Armand Colin – 2016 – 190 pages

L’ouvrage de François-Bernard Huyghe, directeur de recherche à l’IRIS cherche à déconstruire l’idée de désinformation en la situant dans son contexte d’apparition (la guerre froide), ses méthodes ou procédés, et ses usages, qu’ils soient profanes ou (géo)-politiques. La difficulté et l’ambition tiennent précisément dans ce pari de définir l’objet, vu du côté des stratèges de la guerre d’influence. Mais aujourd’hui la désinformation semble être partout. Au point de se voir assimiler selon les cas, au mensonge politique, à une présentation biaisée de la « réalité », des « évènements », voire une manipulation médiatique. Et ce, avant même que les réseaux sociaux et L’Internet n’amplifient le phénomène et la confusion entre ce qui est encore « crédible » au vu de la crédibilité même des sources et des émetteurs qui cherchent à « faire croire que… », par l’usage de preuves, qui peuvent s’avérer fausses à l’analyse ou après-coups. Ce qui incite les médias à mettre des contrefeux de « fact-checking » (cf Les Décodeurs du Monde ou la rubrique Désintox de Libération). La défiance généralisée vis-à-vis des médias comme des politiques n’aide pas à clarifier la situation, ni à faire émerger la « vérité ».

Pour François-Bernard Huyghe, « la désinformation consiste à propager délibérément des informations fausses, prétendues de source neutre, pour influencer une opinion et affaiblir un camp ». Il s’agit donc d’un projet économique, géopolitique ou idéologique au service d’un pouvoir, d’un Etat ou d’un camp dans le cas d’un conflit (guerrier ou non).

La désinformation suppose donc des méthodes, des dispositifs dans une configuration conflictuelle. La désinformation serait à situer entre le simple mensonge et la manipulation ; elle utilise les outils de la persuasion, de la rhétorique, de la propagande et de l’influence. Forte de ses 3 composantes (sémantique, rhétorique et médiologique), les promoteurs de la désinformation cherchent à modifier les rapports de pouvoir via des représentations volontairement faussées, grâce à des technologies de simulacre et des politiques de l’illusion pour « faire croire que ». La désinformation est à la fois une intention, un projet (assimilable à de la propagande) et un résultat espéré auprès de la cible ennemie dont on cherche l’affaiblissement moral.

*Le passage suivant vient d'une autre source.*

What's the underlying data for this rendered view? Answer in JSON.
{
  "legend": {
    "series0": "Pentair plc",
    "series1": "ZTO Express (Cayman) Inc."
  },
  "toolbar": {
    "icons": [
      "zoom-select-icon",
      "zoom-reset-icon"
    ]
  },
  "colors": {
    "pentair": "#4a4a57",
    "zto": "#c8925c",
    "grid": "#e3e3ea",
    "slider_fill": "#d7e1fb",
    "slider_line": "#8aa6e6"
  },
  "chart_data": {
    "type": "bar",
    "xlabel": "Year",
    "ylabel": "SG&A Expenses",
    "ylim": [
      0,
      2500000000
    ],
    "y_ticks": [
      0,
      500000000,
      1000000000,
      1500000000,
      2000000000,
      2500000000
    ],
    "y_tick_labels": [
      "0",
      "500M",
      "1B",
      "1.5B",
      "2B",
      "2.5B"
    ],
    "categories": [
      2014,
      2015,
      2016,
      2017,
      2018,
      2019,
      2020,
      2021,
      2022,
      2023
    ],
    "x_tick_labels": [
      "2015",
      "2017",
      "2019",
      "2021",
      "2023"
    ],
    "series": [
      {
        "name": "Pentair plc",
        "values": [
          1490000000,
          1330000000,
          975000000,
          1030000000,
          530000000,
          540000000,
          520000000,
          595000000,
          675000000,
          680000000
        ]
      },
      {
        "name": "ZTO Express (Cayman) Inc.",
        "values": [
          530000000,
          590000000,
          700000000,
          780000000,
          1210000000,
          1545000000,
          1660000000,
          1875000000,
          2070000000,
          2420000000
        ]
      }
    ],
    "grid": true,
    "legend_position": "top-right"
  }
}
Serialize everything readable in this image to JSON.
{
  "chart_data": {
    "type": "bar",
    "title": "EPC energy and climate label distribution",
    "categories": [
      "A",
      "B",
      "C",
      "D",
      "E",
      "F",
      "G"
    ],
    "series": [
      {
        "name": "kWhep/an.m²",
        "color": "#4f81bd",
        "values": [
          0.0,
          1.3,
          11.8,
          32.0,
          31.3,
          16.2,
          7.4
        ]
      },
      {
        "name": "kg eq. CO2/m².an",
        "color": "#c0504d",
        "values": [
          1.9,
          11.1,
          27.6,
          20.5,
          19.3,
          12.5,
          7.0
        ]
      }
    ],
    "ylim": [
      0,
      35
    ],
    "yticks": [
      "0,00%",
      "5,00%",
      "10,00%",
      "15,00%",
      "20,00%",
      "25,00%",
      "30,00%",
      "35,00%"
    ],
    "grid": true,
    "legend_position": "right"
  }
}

L’histoire regorge de falsifications historiques, de fausses victoires (dont Marignan !) et ce, dans tous les régimes, avec des techniques rhétoriques éprouvées (renversement de la charge de la preuve, exagération des conséquences…). Apparue plus tard (en 1790)  la propagande a pour objectif de faire adhérer ; elle sera théorisée grâce à l’usage des sondages et des médias de masse (cf Le viol des foules de Thackhotine paru en 1939).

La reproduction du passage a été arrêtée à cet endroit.